Benim ailemle oturduğum kafede tam wifi ararken masada bir internet şifresi olduğunu gördüm ve şifreyi hemen girdim. Adamlar çok akıllıca bir yöntem kullanarak wifi şifresini masanın altına koymuşlar. Ee işi biliyorlar sonuçta. Keşke bizim ülkemizdeki kafelerde de öyle birşey olsa. En azından garsonları meşgul etmezdik.
Batum'da gözüme çarpan ikinci yer ise Tiyatro Meydanı'nda yer alan Posedion Heykeli oldu. Hristiyanlığın başlagıcı sayılan Yunan Tanrılarından biri olan Poseidon Heykeli'nin hikayesi ise şu şekildedir: en tepede mızrağıyla birlikte denizler Tanrısı Poseidon, onun altında su veya meyve taşıyan masumiyetin simgesi çocuklar, onların altında ise bolluk ve bereket simgesi kadınlar vardır.

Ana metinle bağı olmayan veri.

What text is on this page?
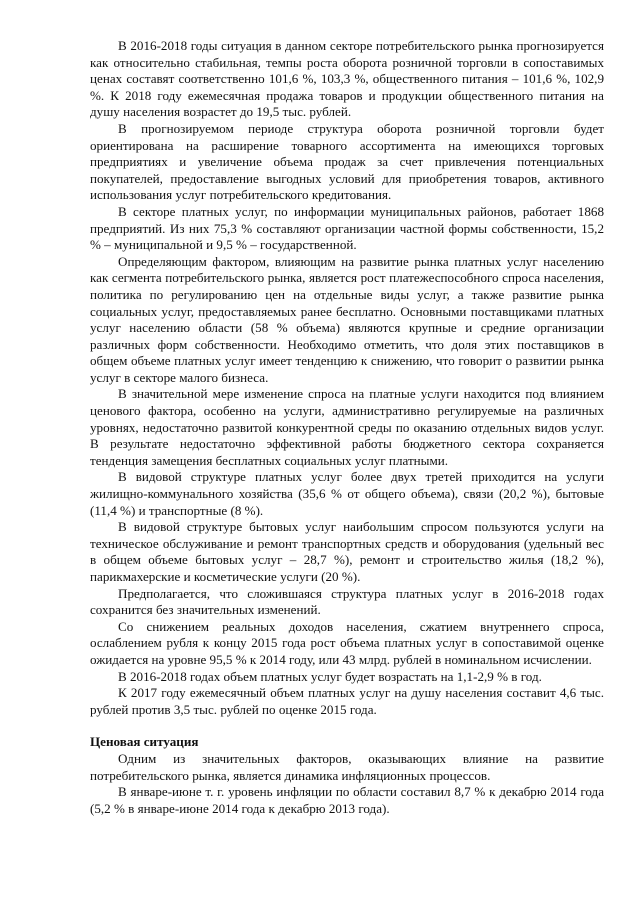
В 2016-2018 годы ситуация в данном секторе потребительского рынка прогнозируется как относительно стабильная, темпы роста оборота розничной торговли в сопоставимых ценах составят соответственно 101,6 %, 103,3 %, общественного питания – 101,6 %, 102,9 %. К 2018 году ежемесячная продажа товаров и продукции общественного питания на душу населения возрастет до 19,5 тыс. рублей.

В прогнозируемом периоде структура оборота розничной торговли будет ориентирована на расширение товарного ассортимента на имеющихся торговых предприятиях и увеличение объема продаж за счет привлечения потенциальных покупателей, предоставление выгодных условий для приобретения товаров, активного использования услуг потребительского кредитования.

В секторе платных услуг, по информации муниципальных районов, работает 1868 предприятий. Из них 75,3 % составляют организации частной формы собственности, 15,2 % – муниципальной и 9,5 % – государственной.

Определяющим фактором, влияющим на развитие рынка платных услуг населению как сегмента потребительского рынка, является рост платежеспособного спроса населения, политика по регулированию цен на отдельные виды услуг, а также развитие рынка социальных услуг, предоставляемых ранее бесплатно. Основными поставщиками платных услуг населению области (58 % объема) являются крупные и средние организации различных форм собственности. Необходимо отметить, что доля этих поставщиков в общем объеме платных услуг имеет тенденцию к снижению, что говорит о развитии рынка услуг в секторе малого бизнеса.

В значительной мере изменение спроса на платные услуги находится под влиянием ценового фактора, особенно на услуги, административно регулируемые на различных уровнях, недостаточно развитой конкурентной среды по оказанию отдельных видов услуг. В результате недостаточно эффективной работы бюджетного сектора сохраняется тенденция замещения бесплатных социальных услуг платными.

В видовой структуре платных услуг более двух третей приходится на услуги жилищно-коммунального хозяйства (35,6 % от общего объема), связи (20,2 %), бытовые (11,4 %) и транспортные (8 %).

В видовой структуре бытовых услуг наибольшим спросом пользуются услуги на техническое обслуживание и ремонт транспортных средств и оборудования (удельный вес в общем объеме бытовых услуг – 28,7 %), ремонт и строительство жилья (18,2 %), парикмахерские и косметические услуги (20 %).

Предполагается, что сложившаяся структура платных услуг в 2016-2018 годах сохранится без значительных изменений.

Со снижением реальных доходов населения, сжатием внутреннего спроса, ослаблением рубля к концу 2015 года рост объема платных услуг в сопоставимой оценке ожидается на уровне 95,5 % к 2014 году, или 43 млрд. рублей в номинальном исчислении.

В 2016-2018 годах объем платных услуг будет возрастать на 1,1-2,9 % в год.

К 2017 году ежемесячный объем платных услуг на душу населения составит 4,6 тыс. рублей против 3,5 тыс. рублей по оценке 2015 года.

Ценовая ситуация

Одним из значительных факторов, оказывающих влияние на развитие потребительского рынка, является динамика инфляционных процессов.

В январе-июне т. г. уровень инфляции по области составил 8,7 % к декабрю 2014 года (5,2 % в январе-июне 2014 года к декабрю 2013 года).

Aynı şehirde gözüme çarpan 3.heykel ise Ali ve Nino heykeli oldu. Batum Limanı'nın yakınlarında bulunan 7 metrelik bu heykel Azeri genci Ali ve Gürcü prenses Nino'nun trajik aşkını işlemektedir. Aynı zamanda "Aşk Heykeli" adıyla da bilinmektedir. Heykel: Amerika’da yaşayan heykeltıraş Tamara Kvesitadze’nin, Azeri yazar Kurban Said’in, Azerbaycanlı genç ile Gürcü kız arasındaki aşkı anlattığı “Ali ve Nino” öyküsünden esinlenerek yapılmıştır. Heykelin tamamı çelikten olup özellikle de gece muhteşem bir görüntüye sahiptir. Buraya Gürcü gecesinden dönüşte uğramıştık ve özellikle de ışıklarla da aydınlatılmıştı. O kadar müthişti ki "Anlatılmaz yaşanır" diyeceğiniz türdendi.